In part, the study represents the peer-reviewed and published version of some results that were previously made public by the C8 Health Project at WVU and later by the C8 Science Panel. But the study provides a more complete and refined look at this data, which was collected by the C8 Health Project as part of the class-action lawsuit settlement between DuPont and thousands of Mid-Ohio Valley residents who drank water polluted with C8 from the company’s Washington Works plant.

Interestingly, among the nearly 12,500 children and teens whose blood was sampled, average C8 (0r PFOA) concentrations were higher than those detected in the general U.S. population — probably because of their exposure from living near the DuPont plant. But, the levels of PFOS, a related chemical not necessarily related to the plant’s emissions, were similar to those from the general population — an indication perhaps that the children got that exposure somewhere else. Of course, these chemicals are everywhere, having been used in a wide range of consumer products like non-stick skillets, food packaging and non-stain materials like clothing and carpets.

According to a WVU press release describing the new study:

After adjusting for related variables, higher PFOA levels were associated with increased total cholesterol and LDL or “bad” cholesterol, and PFOS was associated with increased total cholesterol, LDL cholesterol and HDL or “good” cholesterol. There was no association between either compound and triglyceride levels.
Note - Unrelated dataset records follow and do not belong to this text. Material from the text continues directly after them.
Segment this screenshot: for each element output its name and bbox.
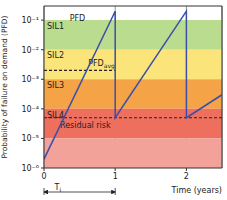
svg-text:SIL3: SIL3 — [47, 81, 64, 90]
svg-text:Probability of failure on dema: Probability of failure on demand (PFD) — [8, 15, 9, 158]
svg-text:PFDavg: PFDavg — [88, 59, 115, 70]
svg-text:Residual risk: Residual risk — [60, 121, 111, 130]
svg-text:SIL1: SIL1 — [47, 22, 64, 31]
svg-text:Time (years): Time (years) — [171, 186, 219, 195]
svg-text:10⁻⁴: 10⁻⁴ — [21, 105, 39, 114]
svg-text:10⁻¹: 10⁻¹ — [21, 16, 39, 25]
svg-text:2: 2 — [184, 172, 189, 181]
svg-text:10⁻³: 10⁻³ — [21, 75, 39, 84]
svg-text:PFD: PFD — [70, 14, 86, 23]
svg-text:SIL2: SIL2 — [47, 51, 64, 60]
svg-text:10⁻⁵: 10⁻⁵ — [21, 134, 39, 143]
svg-text:0: 0 — [41, 172, 46, 181]
svg-text:Ti: Ti — [54, 183, 62, 193]
svg-text:10⁻²: 10⁻² — [21, 46, 39, 55]
svg-text:SIL4: SIL4 — [47, 111, 64, 120]
svg-text:10⁻⁶: 10⁻⁶ — [21, 164, 39, 173]
svg-text:1: 1 — [113, 172, 118, 181]
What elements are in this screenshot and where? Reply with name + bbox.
On average, the one-fifth of children and teens with the highest PFOA levels had total cholesterol levels 4.6 milligrams per deciliter higher and LDL cholesterol levels 3.8 milligrams per deciliter higher than the one-fifth with the lowest PFOA levels. In addition, there was an average difference of 8.5 milligrams per deciliter in total cholesterol levels and 5.8 milligrams per deciliter in LDL cholesterol levels between the one-fifth of participants with the highest and lowest PFOS levels.

In the paper, the authors wrote:

The non-linear nature of the observed associations, particularly for PFOA, suggests a possible saturation point in an underlying physiologic mechanism.

PFOA and PFOS specifically, and possibly perfluoroalkyl acids as a general class, appear to be associated with serum lipids, and the association seems to exist at levels of PFOA and PFOS exposure that are in the range characterized by nationally representative studies.